Ring chromosome 20. If you are a regular reader of this blog, you’ll know that much of our focus is on single genes and their relationships to neurodevelopmental disorder. Admittedly, we may neglect cytogenetic conditions. However, in today’s post, we highlight ring chromosome 20 as a likely underdiagnosed genetic epilepsy with distinct clinical features.
Figure 1. Ring chromosome 20 occurs when chromosome 20 forms a ring structure, with both ends connecting. This can result in no loss of genetic material or loss of genetic material from one or both ends of the chromosome. Karyotype is the only reliable way to make this genetic diagnosis.

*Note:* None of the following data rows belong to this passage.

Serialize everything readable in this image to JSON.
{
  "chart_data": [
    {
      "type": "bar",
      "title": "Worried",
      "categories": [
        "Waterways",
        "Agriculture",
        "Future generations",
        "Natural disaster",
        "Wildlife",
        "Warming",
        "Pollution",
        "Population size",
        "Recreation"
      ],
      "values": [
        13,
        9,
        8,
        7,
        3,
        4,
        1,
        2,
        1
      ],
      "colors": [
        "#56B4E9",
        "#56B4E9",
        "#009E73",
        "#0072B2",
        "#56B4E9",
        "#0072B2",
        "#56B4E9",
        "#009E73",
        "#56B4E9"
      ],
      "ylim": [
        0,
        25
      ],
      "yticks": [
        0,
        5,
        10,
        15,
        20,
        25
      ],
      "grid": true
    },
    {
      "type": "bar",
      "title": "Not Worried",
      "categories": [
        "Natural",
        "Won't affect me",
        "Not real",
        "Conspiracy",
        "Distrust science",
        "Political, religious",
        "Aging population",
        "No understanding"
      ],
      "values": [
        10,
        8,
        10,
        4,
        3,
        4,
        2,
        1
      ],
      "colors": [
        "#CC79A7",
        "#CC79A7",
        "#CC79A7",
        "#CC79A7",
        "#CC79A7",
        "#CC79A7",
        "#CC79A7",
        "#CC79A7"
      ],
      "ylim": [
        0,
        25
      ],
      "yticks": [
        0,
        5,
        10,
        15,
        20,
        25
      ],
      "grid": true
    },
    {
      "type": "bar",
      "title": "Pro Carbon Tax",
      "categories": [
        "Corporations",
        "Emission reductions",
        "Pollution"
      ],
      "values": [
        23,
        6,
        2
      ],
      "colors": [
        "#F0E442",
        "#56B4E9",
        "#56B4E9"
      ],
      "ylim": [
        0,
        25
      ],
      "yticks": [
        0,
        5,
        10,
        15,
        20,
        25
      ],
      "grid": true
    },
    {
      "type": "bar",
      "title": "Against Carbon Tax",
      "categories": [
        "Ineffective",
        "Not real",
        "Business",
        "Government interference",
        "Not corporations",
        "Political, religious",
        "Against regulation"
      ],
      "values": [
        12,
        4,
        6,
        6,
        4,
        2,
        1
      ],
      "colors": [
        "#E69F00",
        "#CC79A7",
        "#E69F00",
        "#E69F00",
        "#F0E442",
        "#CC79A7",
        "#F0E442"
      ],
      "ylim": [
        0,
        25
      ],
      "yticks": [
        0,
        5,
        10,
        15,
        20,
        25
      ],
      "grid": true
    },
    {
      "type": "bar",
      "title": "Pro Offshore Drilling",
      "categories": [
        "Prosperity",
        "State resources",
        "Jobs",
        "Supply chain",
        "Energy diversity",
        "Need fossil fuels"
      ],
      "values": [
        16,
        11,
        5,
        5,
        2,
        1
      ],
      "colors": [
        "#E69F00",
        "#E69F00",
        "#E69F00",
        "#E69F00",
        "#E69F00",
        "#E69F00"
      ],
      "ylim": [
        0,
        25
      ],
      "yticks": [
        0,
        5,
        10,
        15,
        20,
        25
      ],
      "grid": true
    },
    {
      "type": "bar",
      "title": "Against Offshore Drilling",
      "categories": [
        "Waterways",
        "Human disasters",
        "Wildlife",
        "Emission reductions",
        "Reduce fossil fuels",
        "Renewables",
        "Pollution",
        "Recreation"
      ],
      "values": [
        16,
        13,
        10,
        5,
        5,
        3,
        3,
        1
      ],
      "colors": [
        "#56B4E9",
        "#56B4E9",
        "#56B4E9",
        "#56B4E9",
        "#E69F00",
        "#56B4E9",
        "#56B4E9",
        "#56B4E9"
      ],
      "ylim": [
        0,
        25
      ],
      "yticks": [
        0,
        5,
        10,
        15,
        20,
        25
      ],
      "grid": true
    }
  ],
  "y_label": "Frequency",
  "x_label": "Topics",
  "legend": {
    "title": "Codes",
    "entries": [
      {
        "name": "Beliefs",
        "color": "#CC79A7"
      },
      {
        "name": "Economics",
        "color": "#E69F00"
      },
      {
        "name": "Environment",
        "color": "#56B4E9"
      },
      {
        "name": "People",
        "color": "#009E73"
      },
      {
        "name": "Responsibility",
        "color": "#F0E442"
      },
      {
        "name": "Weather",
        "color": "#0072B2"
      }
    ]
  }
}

1- Genetic testing methods. Cytogenetics is a foundational field in genetics and one that can admittedly be overlooked in an era where exome/genome sequencing are becoming the gold standard of clinical genetic testing. However, it is important to know the limitations of each genetic test in order to ensure that all differential diagnoses are detectable. In the case of ring chromosome 20, karyotype is the best diagnostic test. This is because next generation sequencing cannot detect structural rearrangements. Even chromosomal microarray cannot reliably detect ring chromosome 20. Because karyotype is not often considered in genetic testing for epilepsy, diagnosis of ring chromosome 20 is likely underdiagnosed.
2- Clinical features. Because ring chromosome 20 is likely underdiagnosed, it is important for clinicians to know the key features of the condition to identify when karyotype is needed in diagnostic evaluation. Some features that should raise suspicion for ring chromosome 20 include nonconvulsive status epilepticus and/or explosive onset epilepsy especially in a school age child.
3- More than the sum of its parts. There are several epilepsy genes on chromosome 20 that have been proposed to potentially explain the epilepsy phenotype in ring chromosome 20, particularly KCNQ2, DNAJC5, and CHRNA4. We know that chromosomal disorders are phenotypically distinct from their single gene constituents (PRRT2 in the recurrent 16p11.2 microdeletion is a prudent example), which is again demonstrated in this case as the epilepsy in ring chromosome 20 is distinct from the epilepsy genes it contains. However, this does not mean that the genes it contains should be discounted altogether. There is a case report of response to ezogabine, a potassium channel opener which is currently in clinical trial for treatment of KCNQ2-DEE, as an effective therapy in a child with mosaic ring chromosome 20. Still, much more systematic evaluation and evidence is needed to understand the relationship between ezogabine and seizures in ring chromosome 20.
Here is what you need to know. In 2023, we may often overlook cytogenetic conditions as a genetic cause of epilepsy. Exome/genome sequencing is at the forefront of genetic testing. However, not all genetic epilepsies can be detected using these methods, with ring chromosome 20 as a key example. We hope that this post will bring awareness to clinical indications for karyotype in people with epilepsy.